In 1935, the company provided a pair of stainless steel foxes to the London & North Eastern Railway which were used to decorate the sides of their new Class A4 locomotive no. 2512 Silver Fox.

The iconic stainless steel Fox weather vane was made by Trevor Faulkner ARCA FRBS, his first commission, whilst he was a student at the Royal College of Art in the 1950s. Trevor Faulkner, who was elected a Fellow of the Royal Society of British Sculptors in 1975, grew up in Stocksbridge and family members worked at Samuel Fox.

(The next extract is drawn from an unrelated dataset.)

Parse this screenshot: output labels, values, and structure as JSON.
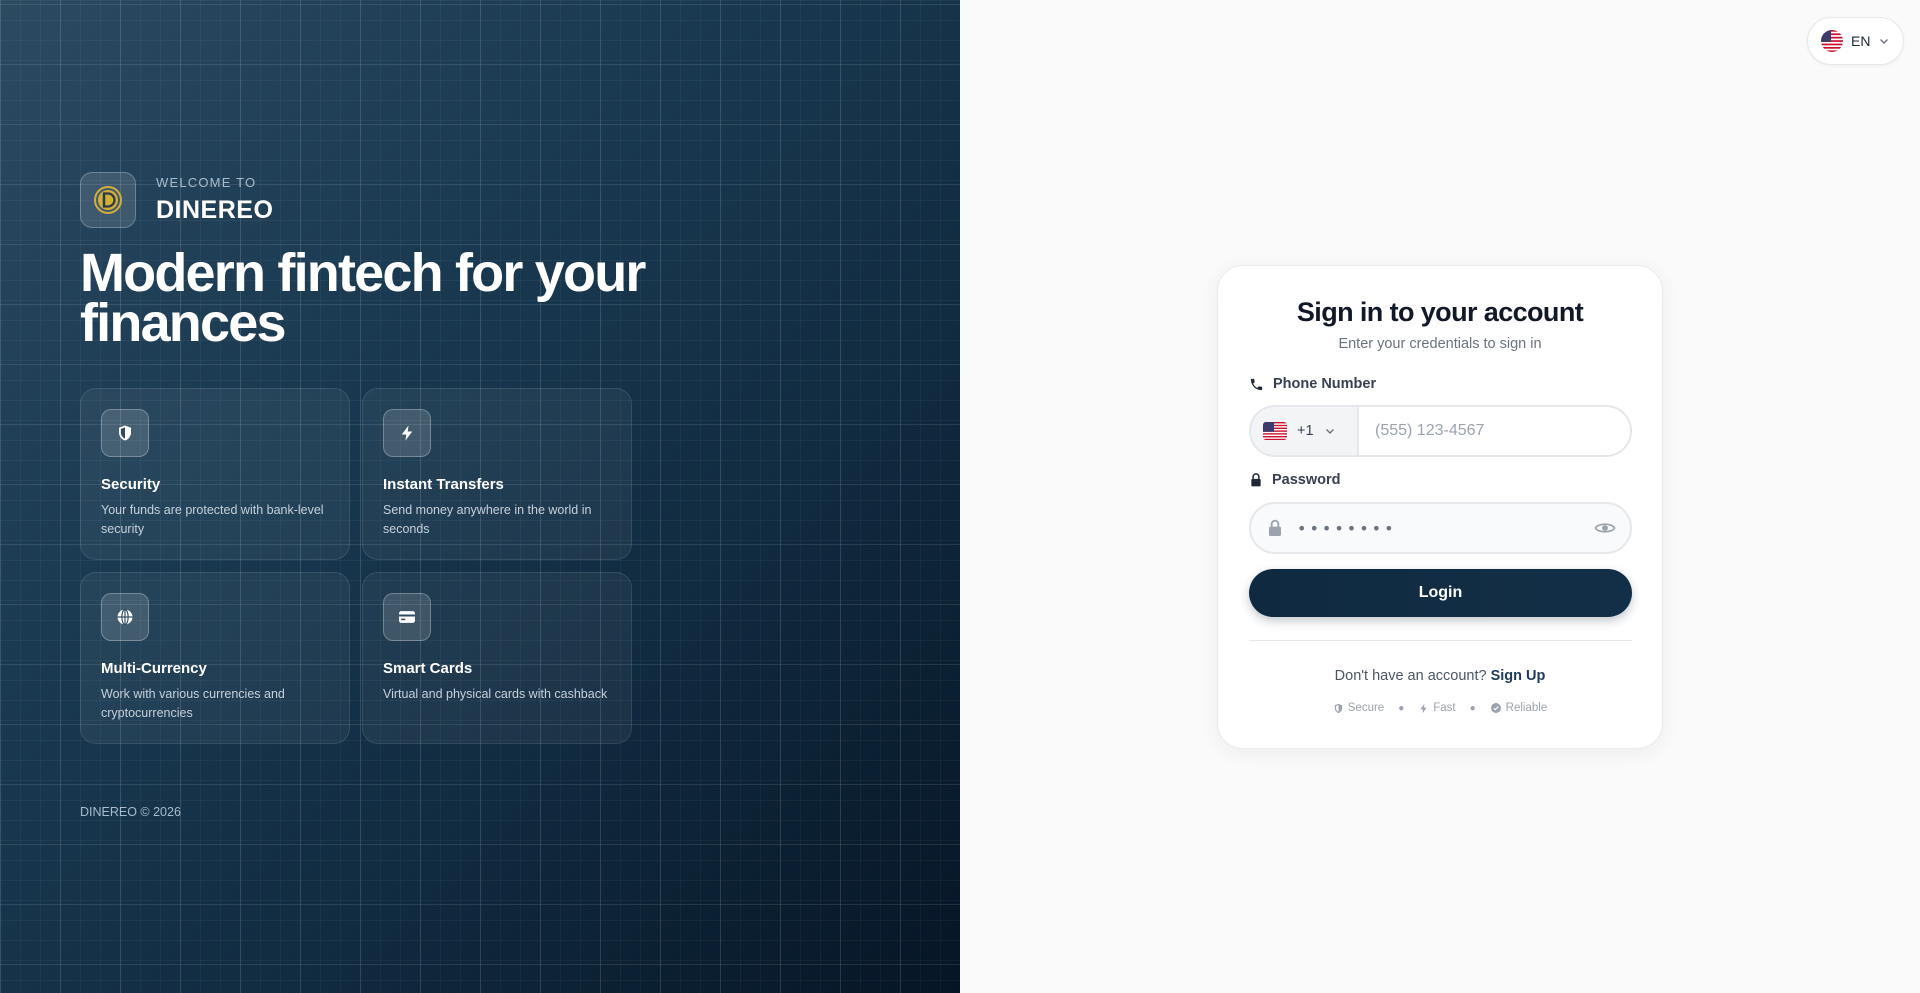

== Nationalisation and after ==
The works, along with other major producers in Great Britain, were nationalised in 1967, to become British Steel Corporation. During the 1980s and 1990s the works became part of a joint British Steel / GKN venture known as "Stocksbridge Engineering Steels" and in 1999 they became part of Corus. The works is still open although steel stock is brought from the main melting site at Aldwarke, near Rotherham, for secondary processing.

In 2007 the site was bought by Tata Steel and has been renamed Tata Steel Speciality Steels. Investment at the site has continued and a high-tech Vacuum Induction Melting furnace was due to be commissioned early in 2015.

Liberty House Group Purchased the Speciality Steels group from TATA in May 2017. The name adopted for the new group was Liberty Speciality Steels. The group comprised the Site at Aldwarke, Bolton, Brinsworth, Stocksbridge and Wednesbury.